The first issue was whether the Government was correct in classifying the pet carriers under heading 4202. “Tariff classification is determined according to the General Rules of Interpretation.” Id. at 8. Under GRI 1, “classification shall be determined according to the terms of the headings and any relative section or chapter notes.” Id. at 8. The Court of Appeals for the Federal Circuit, has developed a test for determining if an article is included in language of Heading 4202, that the “the common characteristic or unifying purpose of the goods in heading 4202 consist[s] of organizing, storing, protecting, and carrying various items.” Id. at 13. The Court determined that because pets are living things they do not fit into the definition of items as is used in the HTSUS; therefore heading 4202 was not applicable. The next issue was if the plaintiffs proposed classification under 6307 was correct.  The Court said “the undisputed facts contained in the pleadings do not provide sufficient information … for the court to determine whether the pet carriers are properly classifiable under HTSUS heading 6307 or another heading.” Id. at 16.  The Court has a duty to determine the correct classification for the goods, and will do so in the future.

 

Court Sustained Commerce’s Determination in CORE Products case

In Nucor Corporation and Accelormittal USA LLC et al., v. United States, Slip Op. 18-7, Court No. 16-164 (Published February 14, 2018), Nucor and Plaintiff-Intervenors challenged as contrary to law, arbitrary and capricious, and unsupported by substantial evidence Commerce’s determinations: (1) that the Government of Korea’s (“GOK”) price-setting method or standard pricing mechanism for electricity did not confer a benefit; and (2) not to apply an adverse inference that state intervention by the GOK results in electricity prices that are inconsistent with market principles.  This motion for judgment on the agency record challenged U.S. Department of Commerce’s (“Commerce”) final determination in the countervailing duty investigation of certain corrosion-resistant steel (“CORE”) products from the Republic of Korea.

For a subsidy to be countervailable, Commerce must determine that an authority provides a subsidy that is specific and constitutes a financial contribution, by which a benefit is conferred. See 19 U.S.C. § 1677(5), (5A). A benefit is conferred “where goods or services are provided, if such goods or services are provided for less than adequate remuneration.” 19 U.S.C. § 1677(5)(E)(iv).

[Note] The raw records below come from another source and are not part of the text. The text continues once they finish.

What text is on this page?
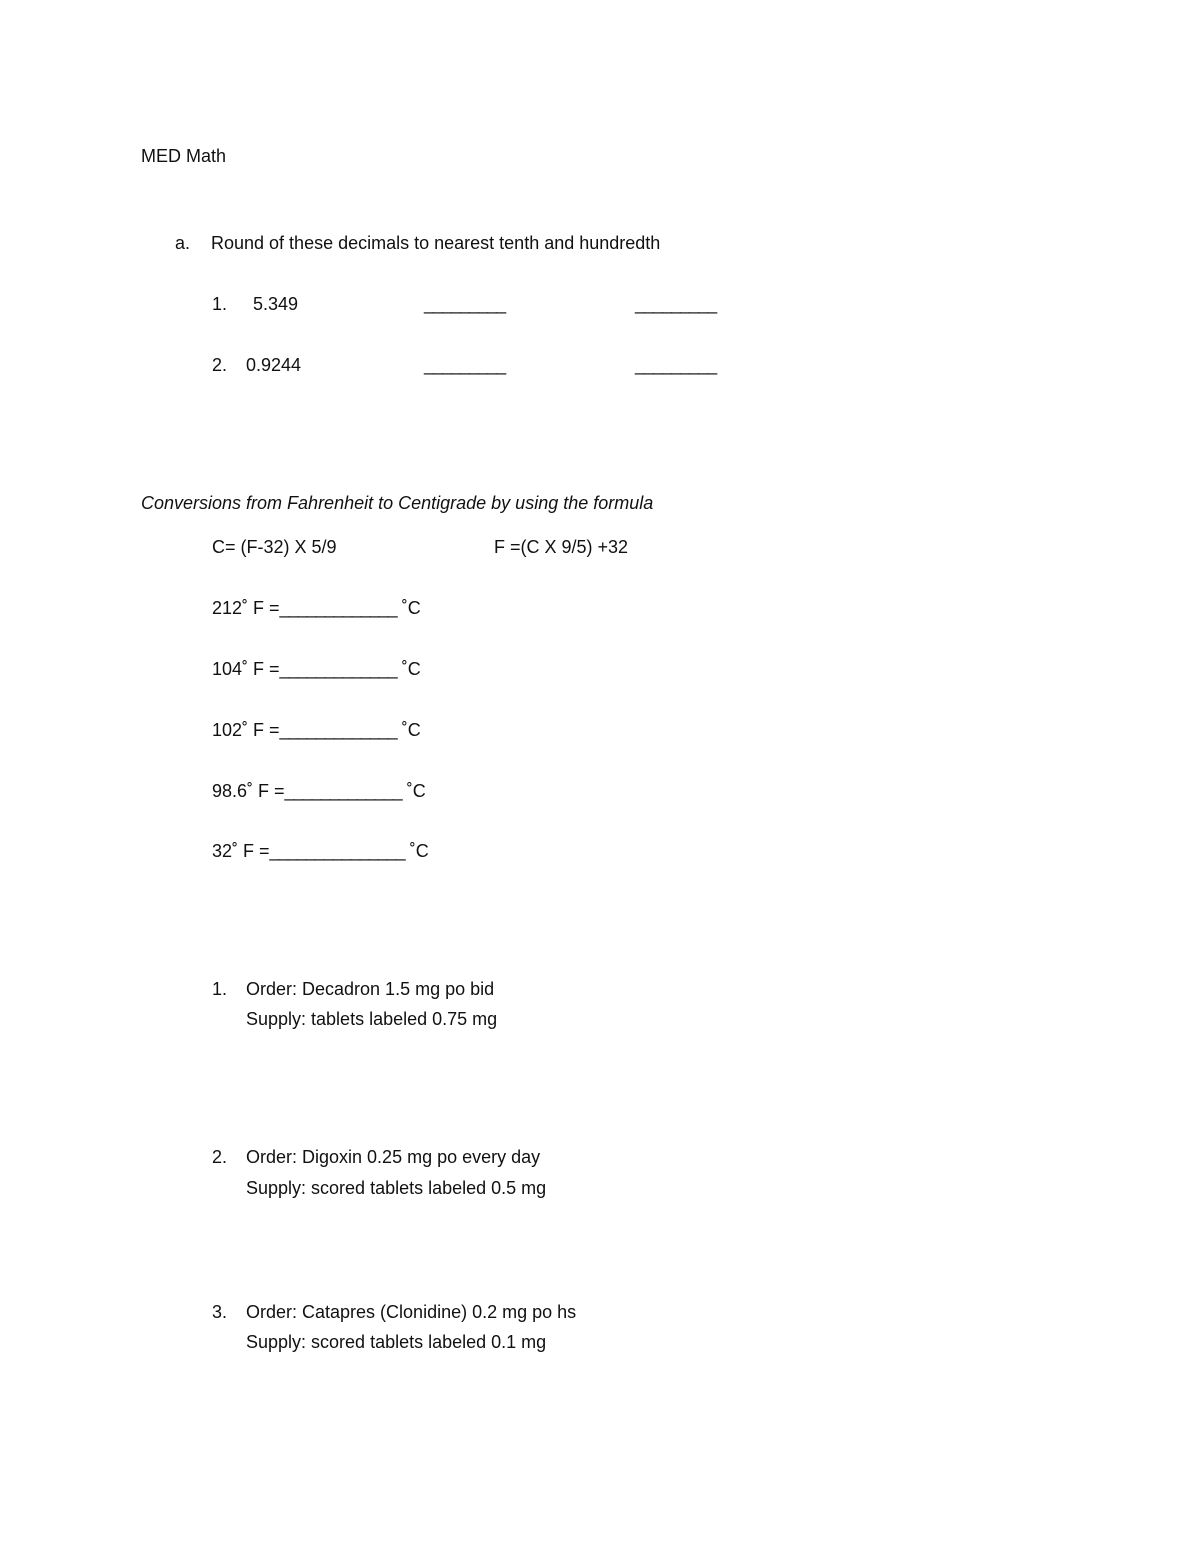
MED Math
a. Round of these decimals to nearest tenth and hundredth
1. 5.349	_________	_________
2. 0.9244	_________	_________
Conversions from Fahrenheit to Centigrade by using the formula
C= (F-32) X 5/9	F =(C X 9/5) +32
212˚ F =_____________ ˚C
104˚ F =_____________ ˚C
102˚ F =_____________ ˚C
98.6˚ F =_____________ ˚C
32˚ F =_______________ ˚C
1. Order: Decadron 1.5 mg po bid
Supply: tablets labeled 0.75 mg
2. Order: Digoxin 0.25 mg po every day
Supply: scored tablets labeled 0.5 mg
3. Order: Catapres (Clonidine) 0.2 mg po hs
Supply: scored tablets labeled 0.1 mg
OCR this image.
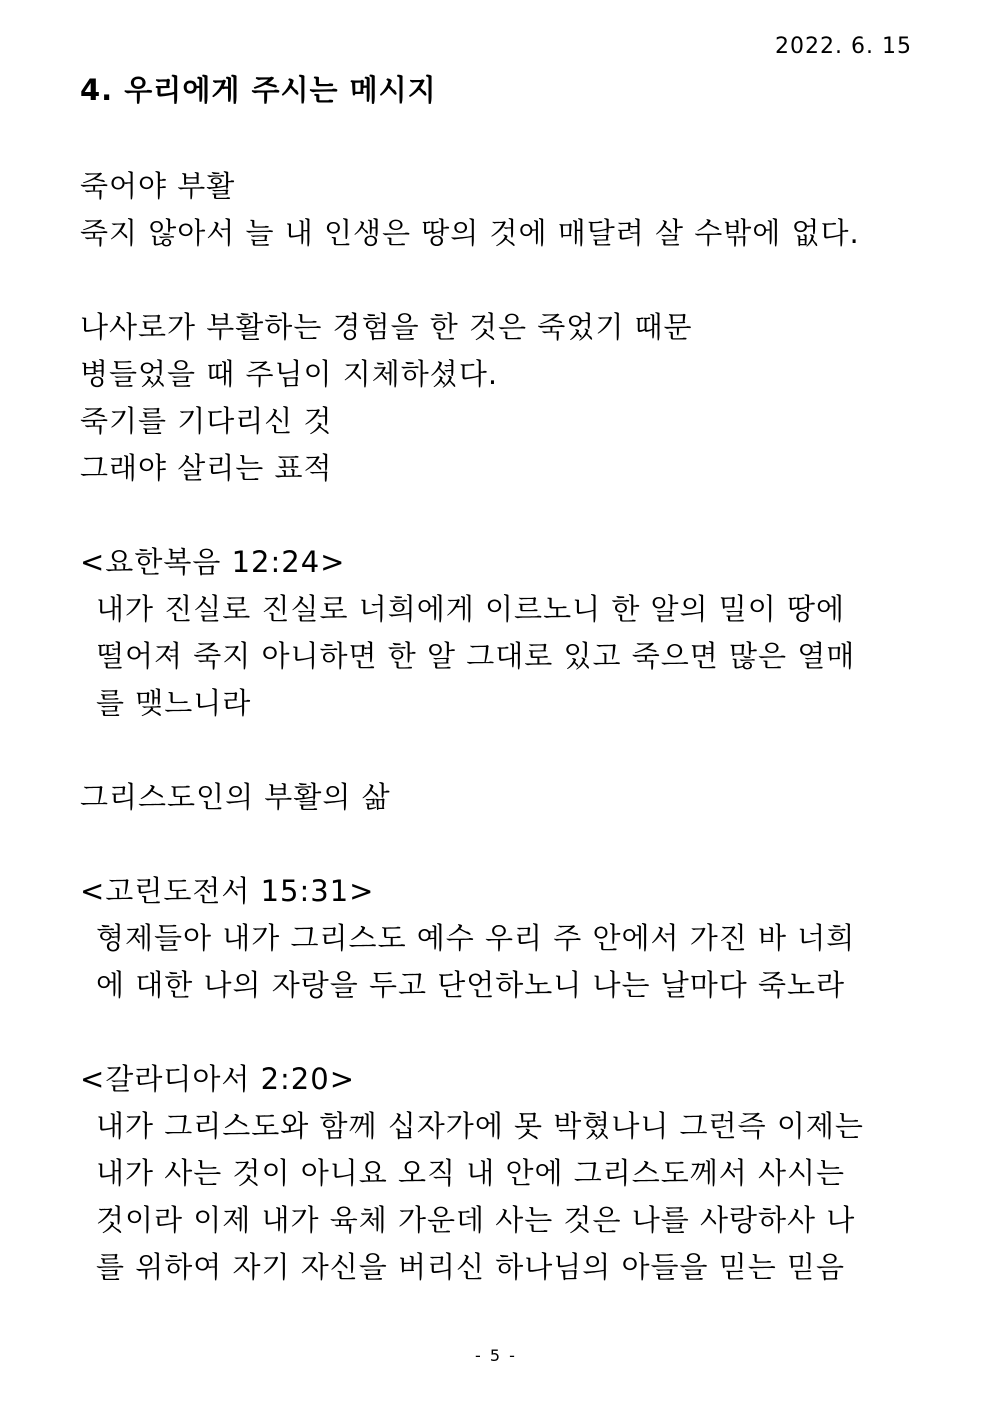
2022. 6. 15
4. 우리에게 주시는 메시지
죽어야 부활
죽지 않아서 늘 내 인생은 땅의 것에 매달려 살 수밖에 없다.
나사로가 부활하는 경험을 한 것은 죽었기 때문
병들었을 때 주님이 지체하셨다.
죽기를 기다리신 것
그래야 살리는 표적
<요한복음 12:24>
내가 진실로 진실로 너희에게 이르노니 한 알의 밀이 땅에
떨어져 죽지 아니하면 한 알 그대로 있고 죽으면 많은 열매
를 맺느니라
그리스도인의 부활의 삶
<고린도전서 15:31>
형제들아 내가 그리스도 예수 우리 주 안에서 가진 바 너희
에 대한 나의 자랑을 두고 단언하노니 나는 날마다 죽노라
<갈라디아서 2:20>
내가 그리스도와 함께 십자가에 못 박혔나니 그런즉 이제는
내가 사는 것이 아니요 오직 내 안에 그리스도께서 사시는
것이라 이제 내가 육체 가운데 사는 것은 나를 사랑하사 나
를 위하여 자기 자신을 버리신 하나님의 아들을 믿는 믿음
- 5 -
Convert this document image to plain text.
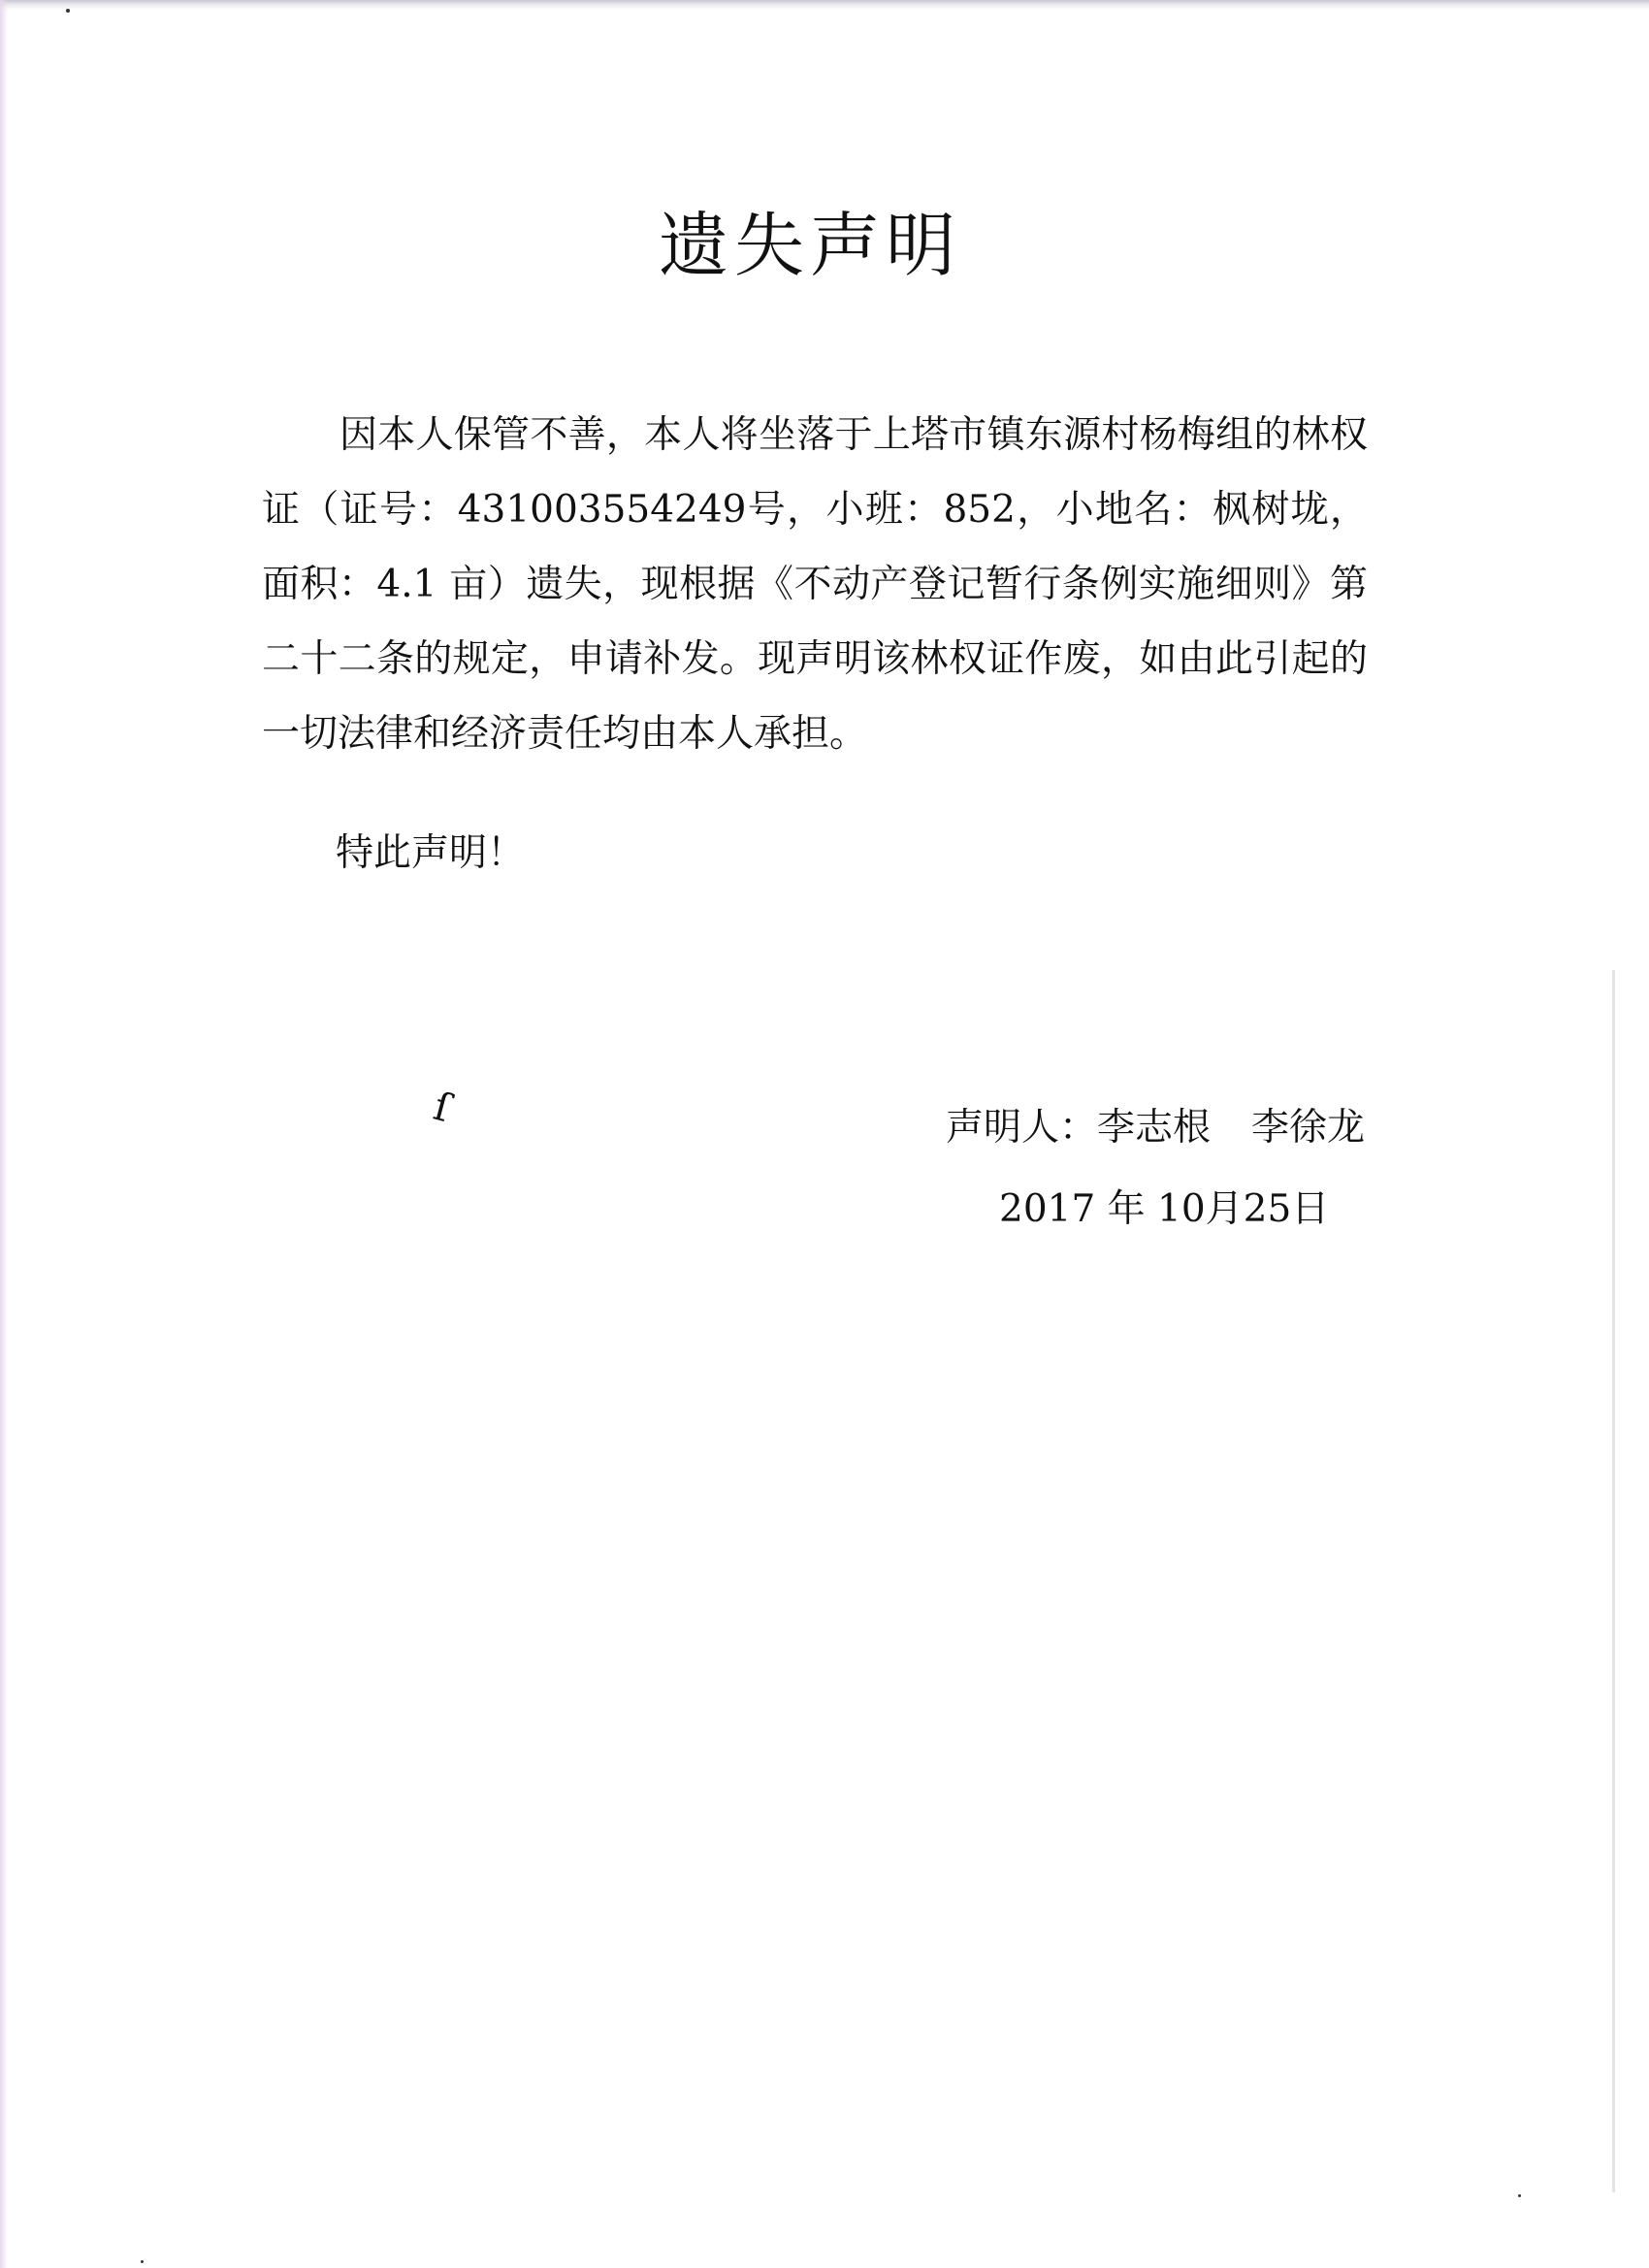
遗失声明

因本人保管不善，本人将坐落于上塔市镇东源村杨梅组的林权证（证号：431003554249号，小班：852，小地名：枫树垅，面积：4.1 亩）遗失，现根据《不动产登记暂行条例实施细则》第二十二条的规定，申请补发。现声明该林权证作废，如由此引起的一切法律和经济责任均由本人承担。

特此声明！
ſ	声明人：李志根 李徐龙
2017 年 10月25日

Commerce’s regulations provide that the agency shall measure the adequacy of remuneration by comparing the government price to a multi-tiered series of benchmark prices. See 19 C.F.R. § 351.511(a)(2)(i)–(iii). Generally, Commerce “will normally seek to measure the adequacy of remuneration by comparing the government price to a market-determined price for the good or service resulting from actual transactions in the country in question,” (i.e., a tier one benchmark). 19 C.F.R. § 351.511(a)(2)(i).

Commerce recognized “what constitutes adequate remuneration depends on the nature of the marketplace, and where the marketplace is a government-controlled monopoly, there is a role for a preferentiality based test.” Slip Op., pg. 15. Commerce only uses the tier three benchmark analysis when market prices outside of the government controlled market are not available. Further, plaintiffs argued that Commerce’s methodology did not evaluate a benefit because it compared the Korea Electric and Power Corporation’s (“KEPCO”) electricity rates to themselves rather than to benchmark, market determined rates. However, Commerce found that the relevant price for KEPCO’s industrial tariff schedule is the price KEPCO pays for the electricity through the Korea Power Exchange (“KPX”).  Given the statutory and regulatory language, the Court found Commerce’s methodology to be reasonable and upheld the determination that no benefit was conferred.

As for prices paid, Commerce focused on prices KEPCO paid on the KPX and determined that KEPCO fully covered its cost for the industry tariff applicable to respondents. Thus, Commerce’s determination that KEPCO’s electricity prices are consistent with market principles was supported by substantial evidence.  Moreover, Commerce identified flaws in the alternative calculations proposed by plaintiffs and the Court declined to reweigh the evidence based on the alternative calculations.

Finally, AFA is not warranted where GOK submitted timely and complete responses to Commerce’s questionnaires.

For all these reasons, Commerce’s determinations were sustained.